3 doors

Why your VPN is slow: the case of the work-at-home streaming


The VPN. Its like the leaky, clanky dirty boiler room of the corporate world. (Or is that Excel?). No one loves it, no one knows how to not have it.

Today many of you were working from home via the VPN. More than usual. And it was not a speedy experience. A lot of that is due to the inherent properties of a VPN (its a stateful device, scaling by user rather than by bandwidth). But, you may not be aware, there is another cause: you. Yes you. When you are using the VPN all your traffic (likely) goes through it. Listening to spotify? Watching YouTube? Skyping that team member? Even though the endpoint is not inside your corporate network, the nature of a VPN is that it usually takes all traffic.

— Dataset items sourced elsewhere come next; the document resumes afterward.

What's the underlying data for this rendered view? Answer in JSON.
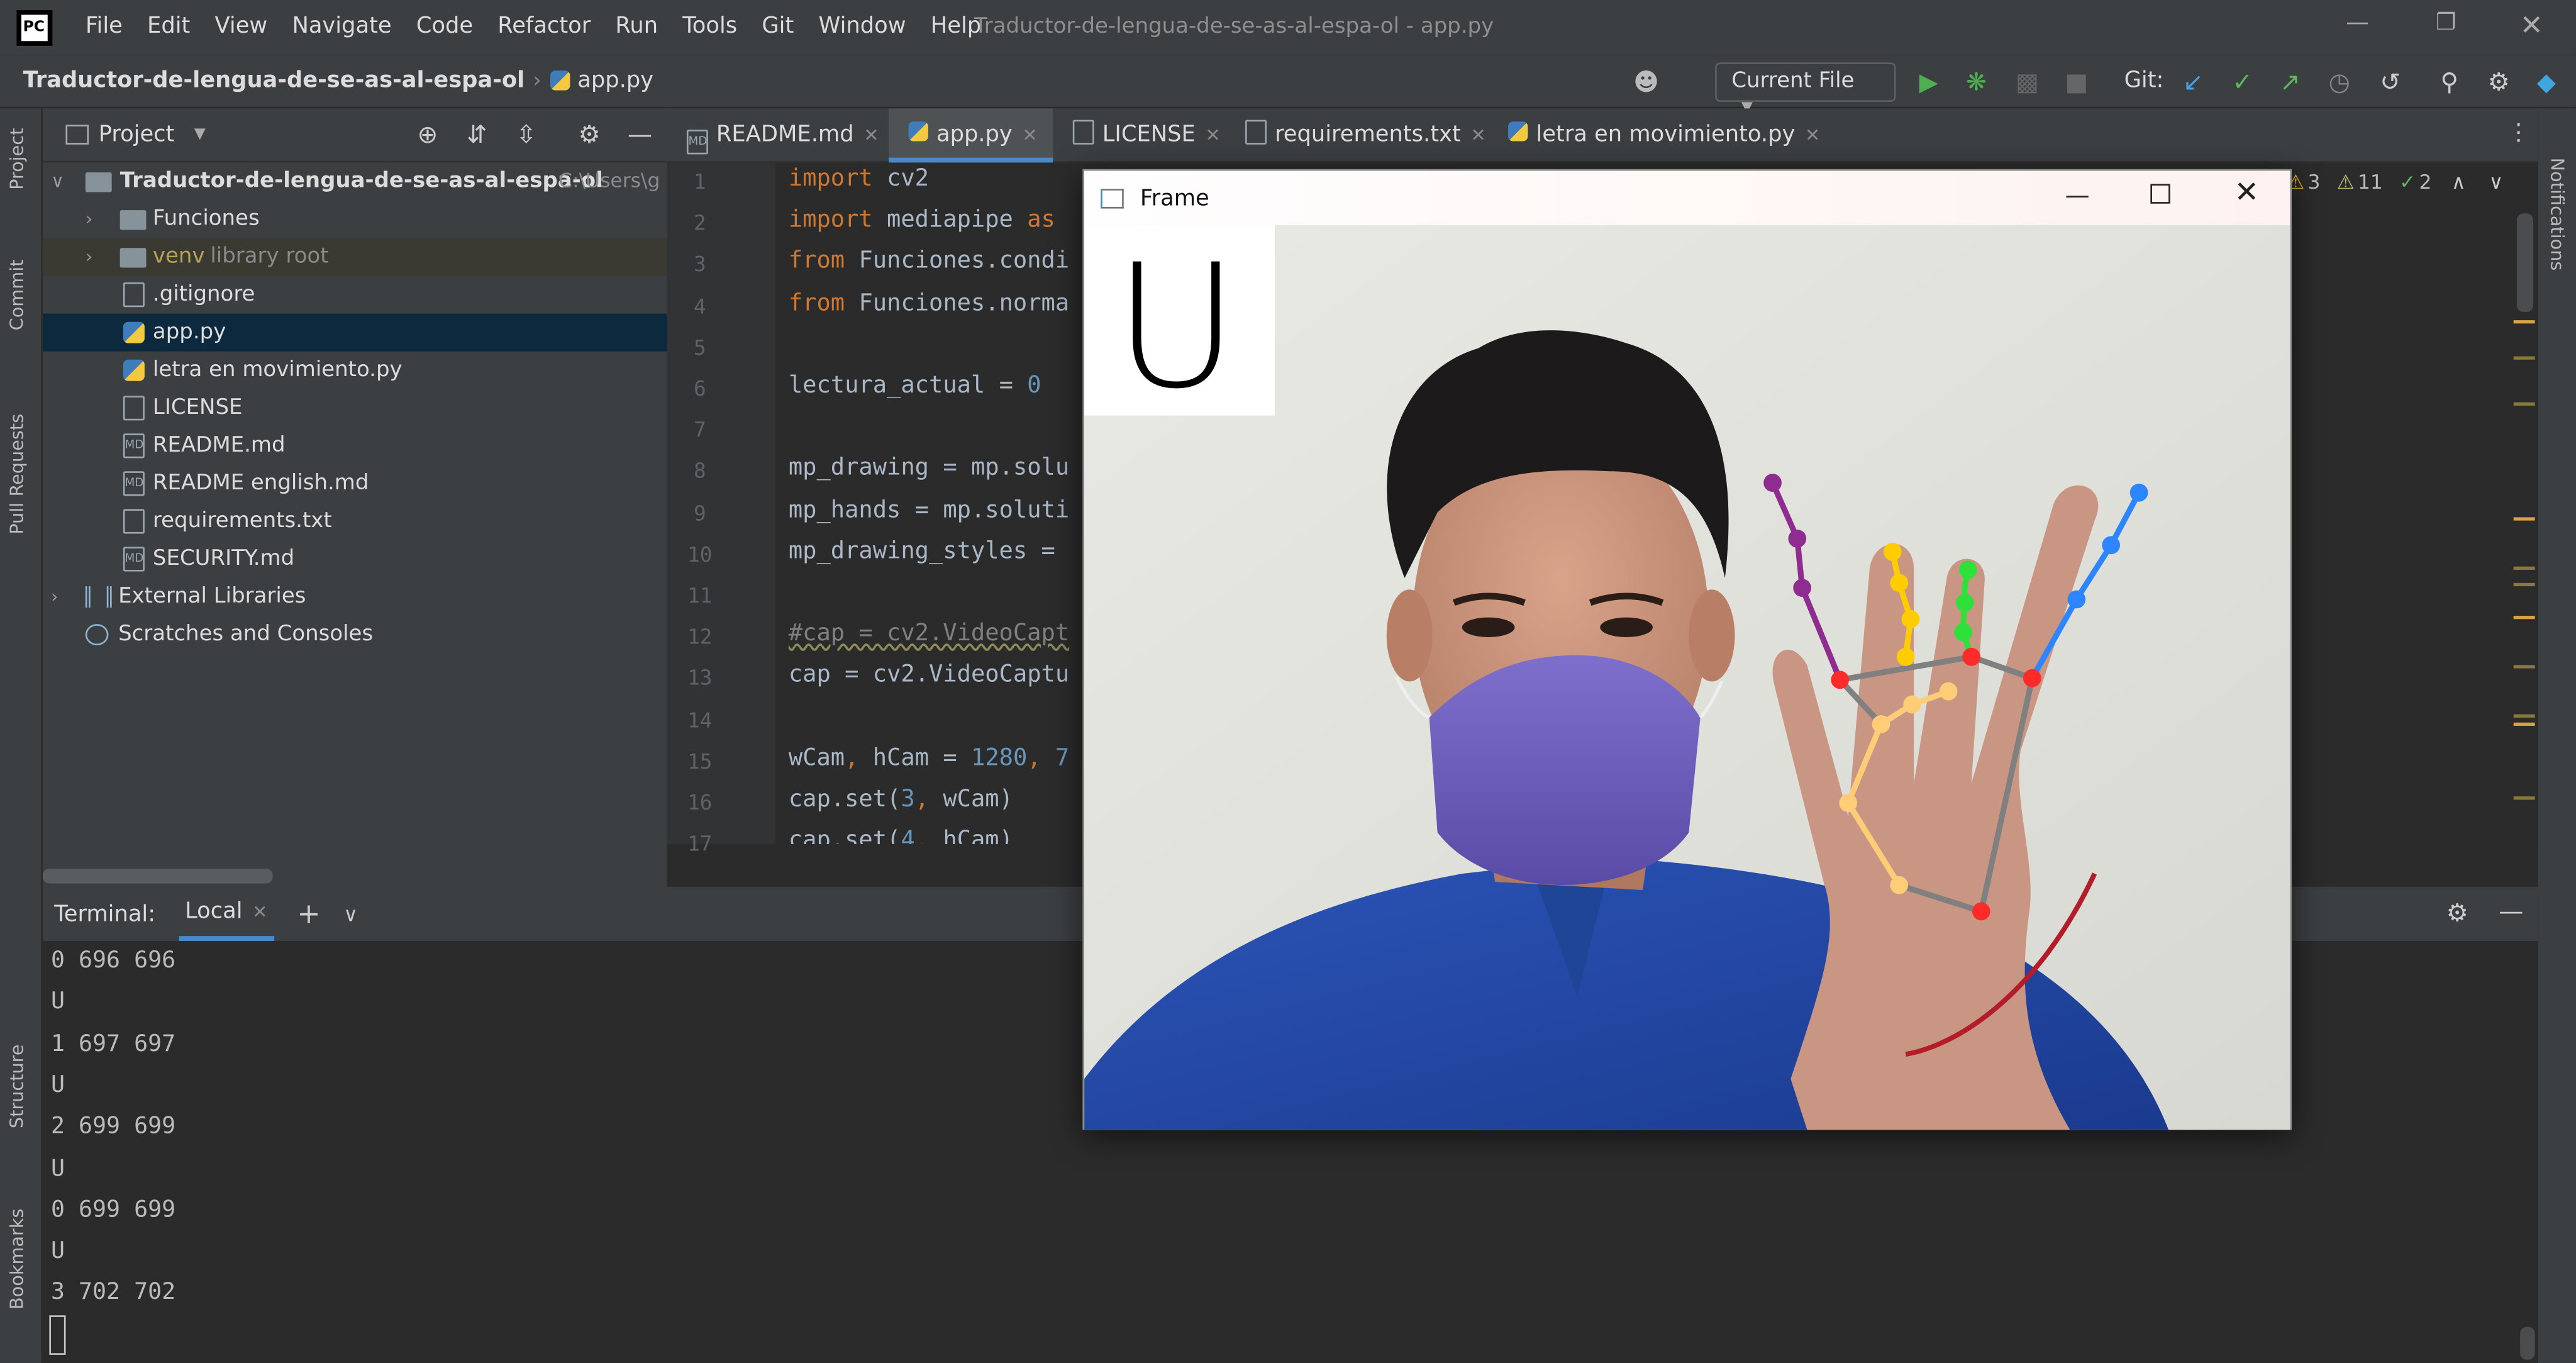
{
  "menubar": {
    "items": [
      "File",
      "Edit",
      "View",
      "Navigate",
      "Code",
      "Refactor",
      "Run",
      "Tools",
      "Git",
      "Window",
      "Help"
    ],
    "window_title": "Traductor-de-lengua-de-se-as-al-espa-ol - app.py"
  },
  "navbar": {
    "project": "Traductor-de-lengua-de-se-as-al-espa-ol",
    "file": "app.py",
    "run_config": "Current File",
    "git_label": "Git:"
  },
  "left_stripe": [
    "Project",
    "Commit",
    "Pull Requests",
    "Structure",
    "Bookmarks"
  ],
  "right_stripe": [
    "Notifications"
  ],
  "project_pane": {
    "title": "Project",
    "tree": [
      {
        "label": "Traductor-de-lengua-de-se-as-al-espa-ol",
        "extra": "C:\\Users\\g",
        "kind": "root"
      },
      {
        "label": "Funciones",
        "kind": "folder"
      },
      {
        "label": "venv",
        "extra": "library root",
        "kind": "venv"
      },
      {
        "label": ".gitignore",
        "kind": "file"
      },
      {
        "label": "app.py",
        "kind": "py"
      },
      {
        "label": "letra en movimiento.py",
        "kind": "py"
      },
      {
        "label": "LICENSE",
        "kind": "file"
      },
      {
        "label": "README.md",
        "kind": "md"
      },
      {
        "label": "README english.md",
        "kind": "md"
      },
      {
        "label": "requirements.txt",
        "kind": "file"
      },
      {
        "label": "SECURITY.md",
        "kind": "md"
      },
      {
        "label": "External Libraries",
        "kind": "lib"
      },
      {
        "label": "Scratches and Consoles",
        "kind": "scratch"
      }
    ]
  },
  "editor": {
    "tabs": [
      "README.md",
      "app.py",
      "LICENSE",
      "requirements.txt",
      "letra en movimiento.py"
    ],
    "active_tab": "app.py",
    "inspections": {
      "warnings": "3",
      "weak_warnings": "11",
      "ok": "2"
    },
    "lines": [
      "import cv2",
      "import mediapipe as",
      "from Funciones.condi",
      "from Funciones.norma",
      "",
      "lectura_actual = 0",
      "",
      "mp_drawing = mp.solu",
      "mp_hands = mp.soluti",
      "mp_drawing_styles = ",
      "",
      "#cap = cv2.VideoCapt",
      "cap = cv2.VideoCaptu",
      "",
      "wCam, hCam = 1280, 7",
      "cap.set(3, wCam)",
      "cap.set(4, hCam)"
    ]
  },
  "terminal": {
    "title": "Terminal:",
    "tab": "Local",
    "lines": [
      "0 696 696",
      "U",
      "1 697 697",
      "U",
      "2 699 699",
      "U",
      "0 699 699",
      "U",
      "3 702 702"
    ]
  },
  "cv_window": {
    "title": "Frame",
    "detected_letter": "U"
  },
  "colors": {
    "ide_bg": "#2b2b2b",
    "panel_bg": "#3c3f41",
    "selection": "#0d293e",
    "accent": "#4a88c7",
    "keyword": "#cc7832",
    "number": "#6897bb",
    "landmark_red": "#ff2a2a",
    "landmark_blue": "#2e86ff",
    "landmark_green": "#2fe03a",
    "landmark_yellow": "#ffcc00",
    "landmark_purple": "#8e2d8f",
    "mask_purple": "#6b5bb8"
  }
}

The ‘split-horizon’ VPN (sometimes called the split-tunnel) is an alternative. Its not necessarily a good alternative, merely different. You see, when you set up a VPN you are presenting with two fairly tough choices: make things work (and be slow), or allow things to be efficient (but maybe break).

Consider, you have a small home network. A PC. A printer. A Chromecast. You have the PC going, you print something over the network, you are streaming YouTube to the Chromecast, all is good. Then you start your corporate network, those things break. This is because the VPN takes all traffic, and your PC can no longer reach local things. Your YouTube now streams from the Internet to your corporate network and then to your house over the VPN. Hmm, what’s the alternative? Well. imagine the same house. The subnet allocated by that trusty home router is 192.168.0.0/24. But, your corporate IT people use that for the Wiki. If you enable split-horizon you can’t edit the Wiki. Argh.

So what do you do? You send an email to all your co-workers reminding them not to use spotify/youtube/… while on the VPN? You ask your IT team to enable split-horizon and argue about security and reliability? Or you work on getting these applications available, Zero Trust style, directly on the Internet, and toss the VPN to the curb? Door number three sounds pretty sweet if you ask me.